The Consumer Action Law Centre, Victorian Council of Social Service (VCOSS) and Consumer Utilities Advocacy Centre (CUAC) are concerned that the Government has not properly assessed whether competition in the water sector through third party access will provide any benefits to the Victorian public. Nor has this plan been subject to effective public scrutiny of the risks and benefits involved in such a move.
‘We are very concerned that these recommendations are being made in the absence of a clearly stated policy position from the Government,’ said Nicole Rich, Director – Policy & Campaigns of the Consumer Action Law Centre.
‘There has been no analysis of the benefits and disadvantages of the proposed reforms, so there is no clear evidence that competition in water services would result in better outcomes for consumers. This report puts the how before the why.’

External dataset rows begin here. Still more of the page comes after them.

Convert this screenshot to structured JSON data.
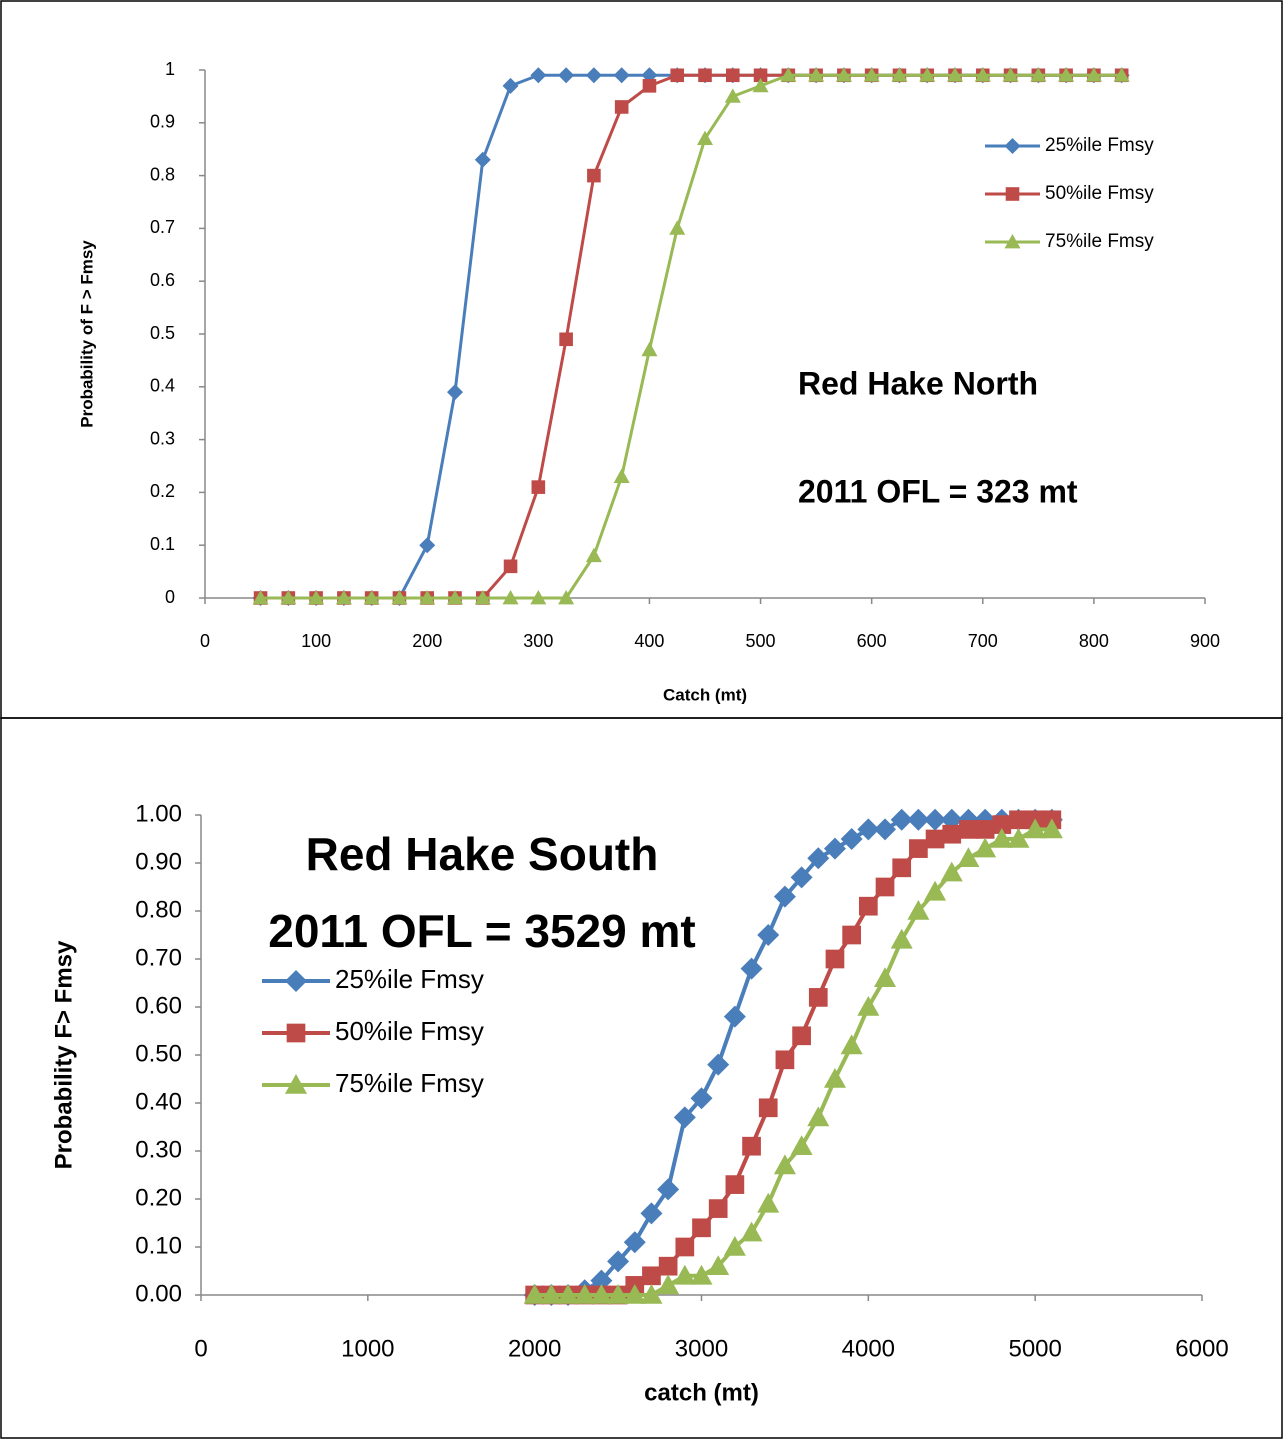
{
  "chart_data": [
    {
      "type": "line",
      "x": [
        50,
        75,
        100,
        125,
        150,
        175,
        200,
        225,
        250,
        275,
        300,
        325,
        350,
        375,
        400,
        425,
        450,
        475,
        500,
        525,
        550,
        575,
        600,
        625,
        650,
        675,
        700,
        725,
        750,
        775,
        800,
        825
      ],
      "series": [
        {
          "name": "25%ile Fmsy",
          "color": "#4a7ebb",
          "marker": "diamond",
          "values": [
            0,
            0,
            0,
            0,
            0,
            0,
            0.1,
            0.39,
            0.83,
            0.97,
            0.99,
            0.99,
            0.99,
            0.99,
            0.99,
            0.99,
            0.99,
            0.99,
            0.99,
            0.99,
            0.99,
            0.99,
            0.99,
            0.99,
            0.99,
            0.99,
            0.99,
            0.99,
            0.99,
            0.99,
            0.99,
            0.99
          ]
        },
        {
          "name": "50%ile Fmsy",
          "color": "#be4b48",
          "marker": "square",
          "values": [
            0,
            0,
            0,
            0,
            0,
            0,
            0,
            0,
            0,
            0.06,
            0.21,
            0.49,
            0.8,
            0.93,
            0.97,
            0.99,
            0.99,
            0.99,
            0.99,
            0.99,
            0.99,
            0.99,
            0.99,
            0.99,
            0.99,
            0.99,
            0.99,
            0.99,
            0.99,
            0.99,
            0.99,
            0.99
          ]
        },
        {
          "name": "75%ile Fmsy",
          "color": "#98b954",
          "marker": "triangle",
          "values": [
            0,
            0,
            0,
            0,
            0,
            0,
            0,
            0,
            0,
            0,
            0,
            0,
            0.08,
            0.23,
            0.47,
            0.7,
            0.87,
            0.95,
            0.97,
            0.99,
            0.99,
            0.99,
            0.99,
            0.99,
            0.99,
            0.99,
            0.99,
            0.99,
            0.99,
            0.99,
            0.99,
            0.99
          ]
        }
      ],
      "xlim": [
        0,
        900
      ],
      "xticks": [
        0,
        100,
        200,
        300,
        400,
        500,
        600,
        700,
        800,
        900
      ],
      "ylim": [
        0,
        1
      ],
      "yticks": [
        0,
        0.1,
        0.2,
        0.3,
        0.4,
        0.5,
        0.6,
        0.7,
        0.8,
        0.9,
        1
      ],
      "x_label": "Catch  (mt)",
      "y_label": "Probability of F > Fmsy",
      "annotations": [
        "Red Hake  North",
        "2011 OFL = 323 mt"
      ],
      "legend": "right",
      "grid": false
    },
    {
      "type": "line",
      "x": [
        2000,
        2100,
        2200,
        2300,
        2400,
        2500,
        2600,
        2700,
        2800,
        2900,
        3000,
        3100,
        3200,
        3300,
        3400,
        3500,
        3600,
        3700,
        3800,
        3900,
        4000,
        4100,
        4200,
        4300,
        4400,
        4500,
        4600,
        4700,
        4800,
        4900,
        5000,
        5100
      ],
      "series": [
        {
          "name": "25%ile Fmsy",
          "color": "#4a7ebb",
          "marker": "diamond",
          "values": [
            0,
            0,
            0,
            0.01,
            0.03,
            0.07,
            0.11,
            0.17,
            0.22,
            0.37,
            0.41,
            0.48,
            0.58,
            0.68,
            0.75,
            0.83,
            0.87,
            0.91,
            0.93,
            0.95,
            0.97,
            0.97,
            0.99,
            0.99,
            0.99,
            0.99,
            0.99,
            0.99,
            0.99,
            0.99,
            0.99,
            0.99
          ]
        },
        {
          "name": "50%ile Fmsy",
          "color": "#be4b48",
          "marker": "square",
          "values": [
            0,
            0,
            0,
            0,
            0,
            0,
            0.02,
            0.04,
            0.06,
            0.1,
            0.14,
            0.18,
            0.23,
            0.31,
            0.39,
            0.49,
            0.54,
            0.62,
            0.7,
            0.75,
            0.81,
            0.85,
            0.89,
            0.93,
            0.95,
            0.96,
            0.97,
            0.97,
            0.98,
            0.99,
            0.99,
            0.99
          ]
        },
        {
          "name": "75%ile Fmsy",
          "color": "#98b954",
          "marker": "triangle",
          "values": [
            0,
            0,
            0,
            0,
            0,
            0,
            0,
            0,
            0.02,
            0.04,
            0.04,
            0.06,
            0.1,
            0.13,
            0.19,
            0.27,
            0.31,
            0.37,
            0.45,
            0.52,
            0.6,
            0.66,
            0.74,
            0.8,
            0.84,
            0.88,
            0.91,
            0.93,
            0.95,
            0.95,
            0.97,
            0.97
          ]
        }
      ],
      "xlim": [
        0,
        6000
      ],
      "xticks": [
        0,
        1000,
        2000,
        3000,
        4000,
        5000,
        6000
      ],
      "ylim": [
        0,
        1
      ],
      "yticks": [
        {
          "value": 0,
          "label": "0.00"
        },
        {
          "value": 0.1,
          "label": "0.10"
        },
        {
          "value": 0.2,
          "label": "0.20"
        },
        {
          "value": 0.3,
          "label": "0.30"
        },
        {
          "value": 0.4,
          "label": "0.40"
        },
        {
          "value": 0.5,
          "label": "0.50"
        },
        {
          "value": 0.6,
          "label": "0.60"
        },
        {
          "value": 0.7,
          "label": "0.70"
        },
        {
          "value": 0.8,
          "label": "0.80"
        },
        {
          "value": 0.9,
          "label": "0.90"
        },
        {
          "value": 1,
          "label": "1.00"
        }
      ],
      "x_label": "catch  (mt)",
      "y_label": "Probability  F> Fmsy",
      "annotations": [
        "Red Hake South",
        "2011 OFL = 3529 mt"
      ],
      "legend": "left",
      "grid": false
    }
  ]
}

‘The current industry arrangements ensure that vulnerable and disadvantaged households can get equal access to essential water services. We are concerned that changes to the water industry, without proper debate and public scrutiny, could see these consumers lost in a race to the bottom,’ said Cath Smith, CEO of VCOSS.
While the ESC consulted on the Government’s brief, Consumer Action, VCOSS and CUAC believe that the potentially radical changes recommended in the final report require full community consultation and broader public debate – particularly in relation to the recommendations that private operators be allowed access to public dams and reservoirs and to individual household meters.
‘Water is protected in the Victorian Constitution for very good reasons. Water is not like any other commodity,’ said Jo Benvenuti, Executive Officer of the Consumer Utilities Advocacy Centre.
‘Water policy involves issues of public health and environmental concerns, not to mention basic human rights. The public needs to have full confidence in its access to clean, safe drinking water and to safe, secure and affordable billing arrangements.’